When should a tool be restored?

When should a tool be restored? This is a question a lot of people ask when they buy a vintage tool. The answer is partially dependent on the type of tool – is it a tool to collect and showcase in a cabinet, or use. Is it rare?

Is the tool a collectible or a user?

When it comes to tools, at one end of the spectrum there are the usable tools, and at the other end, the collectibles. From the collectors perspective, there are the blue-chip tools that are usually in near mint condition – these can be expensive and usually require very little restoration. Next are the superior tools – these are well maintained tools with only trace corrosion, minimal wear, no damage or defects. The metal may be darkened, and the wood dirty, but the tools have character, and only need a light cleaning. The third level of tool are the collectable-users. These tools show signs of use, and generally have areas of corrosion. They usually need extensive cleaning, de-rusting, restoration of finishes (e.g. Japanning), and replacement of missing parts. The final category are the salvageable-users. These tools usually need extensive restoration, and may have little finish left, considerable corrosion, or parts broken and/or missing. The tools beyond this category, the so-called “unsalvageables” really should only be used for parts.

This is similar to the three levels of tools Kerry Pierce cites in his book “Hand Planes in the Modern Shop“: (i) Tools that should not be used at all, (ii) Tools that may be gently used, and (iii) Tools that may be used. The first category includes the “collectibles” – rare planes which have a significant historical and/or financial value. The second category are as Pierce puts it “not sufficiently rare to be revered“. These tools are often quite common, and can be more rigorously restored. The last category includes tools which are very common and have practically no financial and/or historical value. These are tools which will be actively used, restored and modified with little issue.

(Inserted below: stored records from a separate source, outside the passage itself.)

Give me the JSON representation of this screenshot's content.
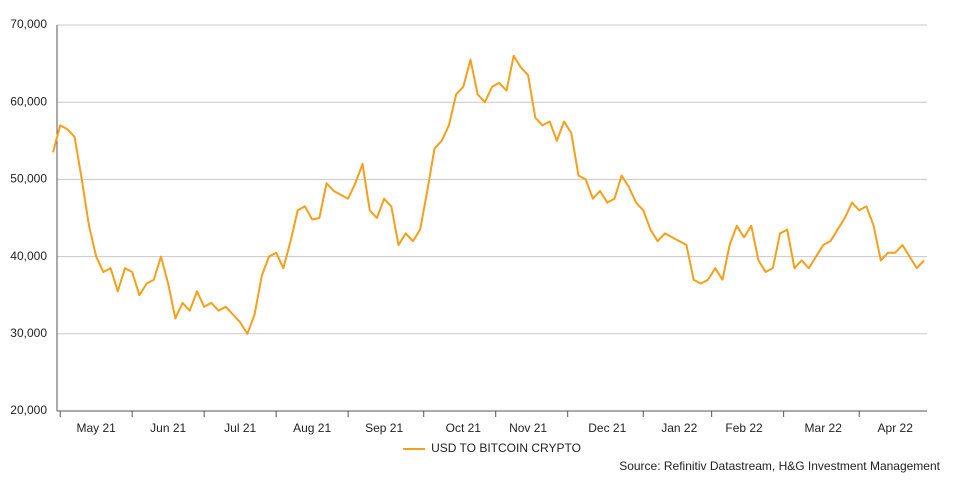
{
  "chart_data": {
    "type": "line",
    "categories": [
      null,
      null,
      null,
      null,
      null,
      null,
      "May 21",
      null,
      null,
      null,
      null,
      null,
      null,
      null,
      null,
      null,
      "Jun 21",
      null,
      null,
      null,
      null,
      null,
      null,
      null,
      null,
      null,
      "Jul 21",
      null,
      null,
      null,
      null,
      null,
      null,
      null,
      null,
      null,
      "Aug 21",
      null,
      null,
      null,
      null,
      null,
      null,
      null,
      null,
      null,
      "Sep 21",
      null,
      null,
      null,
      null,
      null,
      null,
      null,
      null,
      null,
      null,
      "Oct 21",
      null,
      null,
      null,
      null,
      null,
      null,
      null,
      null,
      "Nov 21",
      null,
      null,
      null,
      null,
      null,
      null,
      null,
      null,
      null,
      null,
      "Dec 21",
      null,
      null,
      null,
      null,
      null,
      null,
      null,
      null,
      null,
      "Jan 22",
      null,
      null,
      null,
      null,
      null,
      null,
      null,
      null,
      "Feb 22",
      null,
      null,
      null,
      null,
      null,
      null,
      null,
      null,
      null,
      null,
      "Mar 22",
      null,
      null,
      null,
      null,
      null,
      null,
      null,
      null,
      null,
      "Apr 22",
      null,
      null,
      null,
      null
    ],
    "series": [
      {
        "name": "USD TO BITCOIN CRYPTO",
        "color": "#f5a01a",
        "values": [
          53500,
          57000,
          56500,
          55500,
          50000,
          44000,
          40000,
          38000,
          38500,
          35500,
          38500,
          38000,
          35000,
          36500,
          37000,
          40000,
          36500,
          32000,
          34000,
          33000,
          35500,
          33500,
          34000,
          33000,
          33500,
          32500,
          31500,
          30000,
          32500,
          37500,
          40000,
          40500,
          38500,
          42000,
          46000,
          46500,
          44800,
          45000,
          49500,
          48500,
          48000,
          47500,
          49500,
          52000,
          46000,
          45000,
          47500,
          46500,
          41500,
          43000,
          42000,
          43500,
          48500,
          54000,
          55000,
          57000,
          61000,
          62000,
          65500,
          61000,
          60000,
          62000,
          62500,
          61500,
          66000,
          64500,
          63500,
          58000,
          57000,
          57500,
          55000,
          57500,
          56000,
          50500,
          50000,
          47500,
          48500,
          47000,
          47500,
          50500,
          49000,
          47000,
          46000,
          43500,
          42000,
          43000,
          42500,
          42000,
          41500,
          37000,
          36500,
          37000,
          38500,
          37000,
          41500,
          44000,
          42500,
          44000,
          39500,
          38000,
          38500,
          43000,
          43500,
          38500,
          39500,
          38500,
          40000,
          41500,
          42000,
          43500,
          45000,
          47000,
          46000,
          46500,
          44000,
          39500,
          40500,
          40500,
          41500,
          40000,
          38500,
          39500
        ]
      }
    ],
    "ylim": [
      20000,
      70000
    ],
    "yticks": [
      {
        "value": 20000,
        "label": "20,000"
      },
      {
        "value": 30000,
        "label": "30,000"
      },
      {
        "value": 40000,
        "label": "40,000"
      },
      {
        "value": 50000,
        "label": "50,000"
      },
      {
        "value": 60000,
        "label": "60,000"
      },
      {
        "value": 70000,
        "label": "70,000"
      }
    ],
    "grid": true,
    "legend": "bottom",
    "source": "Source: Refinitiv Datastream, H&G Investment Management"
  }
}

Screen Shot 2013-12-19 at 8.28.11 AM

If you buy a rare plane like the Sargent No. 1506½ Lady Bug “Bull-nose filletster rabbet” plane, (which often sells for upwards of $1000) chances are you bought it for its collective value. It’s a beautiful piece, but there are better shoulder planes out there for practical use. If you buy a plane like this, don’t restore it – its value is based on its current condition, and restoring it may impact its value. Collectable pieces don’t have to look new, shiny, or have new paint – unless you want them to. If a tool comes in its original box – then it may be even more collectible. It’s similar to those Star Wars figures from the 1970s – unopened they are worth a mint – but the same figure with the box discarded has practically no value. Tools that cost a small fortune, and are in prime condition don’t need restoration. The exception to the rule is finding a rare vintage plane in a corroded (but salvageable) state (with a value of say $500), and buying it for $100. Buy it, and restore it – I can’t believe it won’t go up in value.

What makes a tool rare?

There should be some simple means of determining how rare a tool is, but this isn’t usually the case. A rare tool could be one which was only produced for a short period of time, has an ornate finish, or was made by a company which only existed for a few years (e.g.  in the mid to late 19th century). Tools from the earlier half of the 19th century may be rarer, i.e. wooden planes manufactured before the emergence of metal planes. Rare tools need a gentle dusting and nothing else. Sometimes rare planes were manufactured quite recently. A nice example is the Record No. 0100½ model makers block plane – a strange little block plane (3½” in length) with a convex sole in both length and width. It was produced from 1938 to 1943. Similarly, planes like the Spiers Ayr 5″ iron block plane and 6½” adjustable block plane are rare because they were only made in small quantities (and are valued between $2-3K).

Spiers block planes (www.antiquewoodworkingtools.co.uk)

Another example of a rare plane? Planes manufactured by the Buckeye Saw Vise Co. from  1907-1912 (value $300-500), or the ornate Challenge Iron planes manufactured by Tower & Lyon around 1885 (value $700-1000).

P.S. Darrell Chapnick makes replicas of the Sargent 1505½ and 1507½ in bronze for anyone interested. They look pretty cool.